日本の映画産業界が、現在の邦画不振にさらなる危機感を持ってもらいたいと思います。

新型コロナウイルスの影響を甘く見てはいけない

また、足許では、新型コロナウイルス感染症(COVID-19)拡大による一連の影響(外出自粛、公開延期など)を大きく受けています。

3月第2週末(14~15日の2日間)は、観客動員と興行収入ともに昨年同期比で▲73%減の壊滅的減少に陥ったという結果が出ています。現状を踏まえると、少なくとも3月一杯は回復が見込み難く、下手をすると書き入れ時のGWにも影響が残るでしょう。

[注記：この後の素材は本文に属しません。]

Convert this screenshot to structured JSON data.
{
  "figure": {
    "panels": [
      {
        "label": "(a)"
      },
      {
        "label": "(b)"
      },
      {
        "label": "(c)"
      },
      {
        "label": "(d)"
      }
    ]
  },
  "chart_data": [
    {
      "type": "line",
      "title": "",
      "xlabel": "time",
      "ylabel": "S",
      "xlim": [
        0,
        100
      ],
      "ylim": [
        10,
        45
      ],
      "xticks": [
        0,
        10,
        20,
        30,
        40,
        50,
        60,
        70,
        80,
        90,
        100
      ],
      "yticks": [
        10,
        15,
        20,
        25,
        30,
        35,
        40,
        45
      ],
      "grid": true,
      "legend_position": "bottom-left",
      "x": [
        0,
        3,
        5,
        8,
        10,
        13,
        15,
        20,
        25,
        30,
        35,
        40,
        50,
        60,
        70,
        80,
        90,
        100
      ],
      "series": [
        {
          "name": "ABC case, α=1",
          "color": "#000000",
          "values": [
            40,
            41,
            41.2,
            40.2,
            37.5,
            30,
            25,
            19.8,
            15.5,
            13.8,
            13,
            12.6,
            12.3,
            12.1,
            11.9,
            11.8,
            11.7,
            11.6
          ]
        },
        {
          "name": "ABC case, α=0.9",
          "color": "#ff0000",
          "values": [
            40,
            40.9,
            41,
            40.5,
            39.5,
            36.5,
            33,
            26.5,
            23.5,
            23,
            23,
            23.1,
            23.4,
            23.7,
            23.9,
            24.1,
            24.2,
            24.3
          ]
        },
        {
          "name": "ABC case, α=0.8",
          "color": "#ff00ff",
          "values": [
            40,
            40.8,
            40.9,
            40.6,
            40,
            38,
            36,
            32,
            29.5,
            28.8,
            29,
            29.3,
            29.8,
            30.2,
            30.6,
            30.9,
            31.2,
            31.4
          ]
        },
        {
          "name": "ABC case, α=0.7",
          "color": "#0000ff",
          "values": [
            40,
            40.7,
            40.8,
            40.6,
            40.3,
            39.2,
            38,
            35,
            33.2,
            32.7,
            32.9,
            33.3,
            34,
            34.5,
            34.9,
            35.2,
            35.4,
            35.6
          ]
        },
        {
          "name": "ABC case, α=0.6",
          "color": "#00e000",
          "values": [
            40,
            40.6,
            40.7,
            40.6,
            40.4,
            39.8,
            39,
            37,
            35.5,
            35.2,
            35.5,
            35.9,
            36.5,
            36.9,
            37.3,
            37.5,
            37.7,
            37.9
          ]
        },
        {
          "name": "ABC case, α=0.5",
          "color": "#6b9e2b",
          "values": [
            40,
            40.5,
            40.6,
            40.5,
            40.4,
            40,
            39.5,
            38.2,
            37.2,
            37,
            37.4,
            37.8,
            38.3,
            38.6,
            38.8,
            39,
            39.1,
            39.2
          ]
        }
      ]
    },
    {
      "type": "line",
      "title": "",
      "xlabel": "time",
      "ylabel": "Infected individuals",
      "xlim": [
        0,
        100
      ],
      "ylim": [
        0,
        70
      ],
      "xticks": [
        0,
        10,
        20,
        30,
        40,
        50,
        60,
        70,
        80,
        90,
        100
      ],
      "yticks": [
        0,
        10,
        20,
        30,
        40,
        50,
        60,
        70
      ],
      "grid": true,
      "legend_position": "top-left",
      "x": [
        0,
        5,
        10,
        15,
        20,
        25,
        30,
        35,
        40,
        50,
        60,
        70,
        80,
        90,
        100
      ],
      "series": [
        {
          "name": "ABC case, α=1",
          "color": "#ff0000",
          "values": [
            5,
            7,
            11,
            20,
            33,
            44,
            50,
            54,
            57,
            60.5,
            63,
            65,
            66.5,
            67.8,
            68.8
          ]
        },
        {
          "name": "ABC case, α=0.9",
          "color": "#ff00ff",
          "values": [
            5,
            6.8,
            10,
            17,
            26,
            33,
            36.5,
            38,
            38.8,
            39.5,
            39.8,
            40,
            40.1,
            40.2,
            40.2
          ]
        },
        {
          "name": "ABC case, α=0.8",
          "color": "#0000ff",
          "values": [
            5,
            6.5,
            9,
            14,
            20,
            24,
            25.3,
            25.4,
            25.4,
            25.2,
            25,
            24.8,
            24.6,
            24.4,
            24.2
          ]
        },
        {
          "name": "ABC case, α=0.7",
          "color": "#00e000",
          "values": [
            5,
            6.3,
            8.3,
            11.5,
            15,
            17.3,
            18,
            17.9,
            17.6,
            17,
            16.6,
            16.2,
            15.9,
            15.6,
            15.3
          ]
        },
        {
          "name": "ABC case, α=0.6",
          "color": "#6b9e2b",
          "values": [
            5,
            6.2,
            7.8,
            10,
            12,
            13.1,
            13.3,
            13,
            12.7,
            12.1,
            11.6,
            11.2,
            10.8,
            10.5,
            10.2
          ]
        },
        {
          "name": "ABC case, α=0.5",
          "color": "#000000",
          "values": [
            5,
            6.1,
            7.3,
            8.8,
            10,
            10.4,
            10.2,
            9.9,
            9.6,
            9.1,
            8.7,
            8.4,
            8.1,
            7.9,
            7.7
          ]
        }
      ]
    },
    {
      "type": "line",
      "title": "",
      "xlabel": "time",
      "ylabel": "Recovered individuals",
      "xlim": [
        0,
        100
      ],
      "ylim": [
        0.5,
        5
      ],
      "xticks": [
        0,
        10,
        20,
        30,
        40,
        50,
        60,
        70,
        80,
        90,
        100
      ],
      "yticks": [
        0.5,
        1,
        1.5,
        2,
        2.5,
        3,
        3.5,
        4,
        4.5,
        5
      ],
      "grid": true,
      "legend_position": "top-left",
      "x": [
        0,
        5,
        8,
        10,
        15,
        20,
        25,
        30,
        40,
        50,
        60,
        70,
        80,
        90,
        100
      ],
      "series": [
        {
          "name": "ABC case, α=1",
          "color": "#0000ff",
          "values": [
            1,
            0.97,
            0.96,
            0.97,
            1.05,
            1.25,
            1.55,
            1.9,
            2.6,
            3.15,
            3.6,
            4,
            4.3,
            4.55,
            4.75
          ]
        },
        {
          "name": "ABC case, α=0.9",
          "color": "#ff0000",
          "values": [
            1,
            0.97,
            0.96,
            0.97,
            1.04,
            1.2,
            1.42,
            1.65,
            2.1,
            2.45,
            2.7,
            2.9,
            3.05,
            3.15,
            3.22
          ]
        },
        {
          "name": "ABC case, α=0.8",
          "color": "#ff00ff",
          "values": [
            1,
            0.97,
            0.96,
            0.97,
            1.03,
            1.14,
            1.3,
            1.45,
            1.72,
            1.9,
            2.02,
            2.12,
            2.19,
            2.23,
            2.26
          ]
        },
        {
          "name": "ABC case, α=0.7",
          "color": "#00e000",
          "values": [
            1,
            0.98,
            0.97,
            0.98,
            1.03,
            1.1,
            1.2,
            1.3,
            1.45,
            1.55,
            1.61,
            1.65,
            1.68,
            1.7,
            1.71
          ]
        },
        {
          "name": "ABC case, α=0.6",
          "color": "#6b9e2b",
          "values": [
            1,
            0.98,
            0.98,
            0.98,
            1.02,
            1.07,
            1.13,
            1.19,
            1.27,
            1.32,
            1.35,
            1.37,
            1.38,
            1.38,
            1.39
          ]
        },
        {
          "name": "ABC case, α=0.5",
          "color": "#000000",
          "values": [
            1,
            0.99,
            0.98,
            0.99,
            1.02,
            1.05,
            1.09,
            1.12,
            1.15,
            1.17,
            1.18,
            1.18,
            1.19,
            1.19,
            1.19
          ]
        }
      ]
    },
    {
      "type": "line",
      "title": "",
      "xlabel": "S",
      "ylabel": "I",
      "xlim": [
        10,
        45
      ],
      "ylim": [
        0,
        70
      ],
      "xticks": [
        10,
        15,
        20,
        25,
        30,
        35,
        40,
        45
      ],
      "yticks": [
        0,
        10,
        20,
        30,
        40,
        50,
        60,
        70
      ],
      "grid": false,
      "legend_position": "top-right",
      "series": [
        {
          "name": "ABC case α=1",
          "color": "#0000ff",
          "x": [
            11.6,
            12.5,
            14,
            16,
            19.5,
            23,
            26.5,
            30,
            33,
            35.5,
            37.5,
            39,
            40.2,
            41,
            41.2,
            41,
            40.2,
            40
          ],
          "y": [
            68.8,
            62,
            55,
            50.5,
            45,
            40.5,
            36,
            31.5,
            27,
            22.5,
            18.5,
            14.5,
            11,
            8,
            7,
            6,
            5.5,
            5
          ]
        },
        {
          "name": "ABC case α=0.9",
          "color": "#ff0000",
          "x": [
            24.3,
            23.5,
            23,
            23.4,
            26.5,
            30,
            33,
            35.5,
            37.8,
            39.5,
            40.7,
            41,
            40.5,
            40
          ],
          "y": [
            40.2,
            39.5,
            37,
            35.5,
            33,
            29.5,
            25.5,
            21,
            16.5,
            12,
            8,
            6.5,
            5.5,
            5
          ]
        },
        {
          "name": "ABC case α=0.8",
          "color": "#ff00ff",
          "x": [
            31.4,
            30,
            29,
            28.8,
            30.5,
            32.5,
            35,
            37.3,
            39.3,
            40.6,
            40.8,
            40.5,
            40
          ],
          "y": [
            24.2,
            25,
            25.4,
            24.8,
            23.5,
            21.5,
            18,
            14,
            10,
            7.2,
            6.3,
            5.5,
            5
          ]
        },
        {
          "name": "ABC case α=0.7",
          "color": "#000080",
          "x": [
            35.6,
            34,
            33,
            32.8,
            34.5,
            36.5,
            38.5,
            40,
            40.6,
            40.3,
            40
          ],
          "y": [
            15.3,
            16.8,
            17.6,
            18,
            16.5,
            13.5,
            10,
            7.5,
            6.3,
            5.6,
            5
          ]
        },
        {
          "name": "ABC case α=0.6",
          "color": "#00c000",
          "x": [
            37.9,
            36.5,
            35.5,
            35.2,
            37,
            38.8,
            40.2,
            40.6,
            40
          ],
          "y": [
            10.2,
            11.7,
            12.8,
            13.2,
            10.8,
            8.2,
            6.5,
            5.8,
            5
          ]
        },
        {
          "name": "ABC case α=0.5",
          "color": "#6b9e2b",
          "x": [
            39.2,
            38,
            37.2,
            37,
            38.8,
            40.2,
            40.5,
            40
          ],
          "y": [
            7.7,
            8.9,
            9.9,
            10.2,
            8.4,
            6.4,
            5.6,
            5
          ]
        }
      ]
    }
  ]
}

もちろん、“ウイルス感染が収束すれば全然問題ない”という見方もあると思います。しかし、娯楽産業というのは、いったん客離れが始まると雪崩式に続き、なかなか元に戻らない性質があります。いい流れを継続すべき時に、今回の事態は大きな痛手になるかもしれません。

こうした点に注意しながら、今後の映画産業の動向に目を向けていきたいと考えています。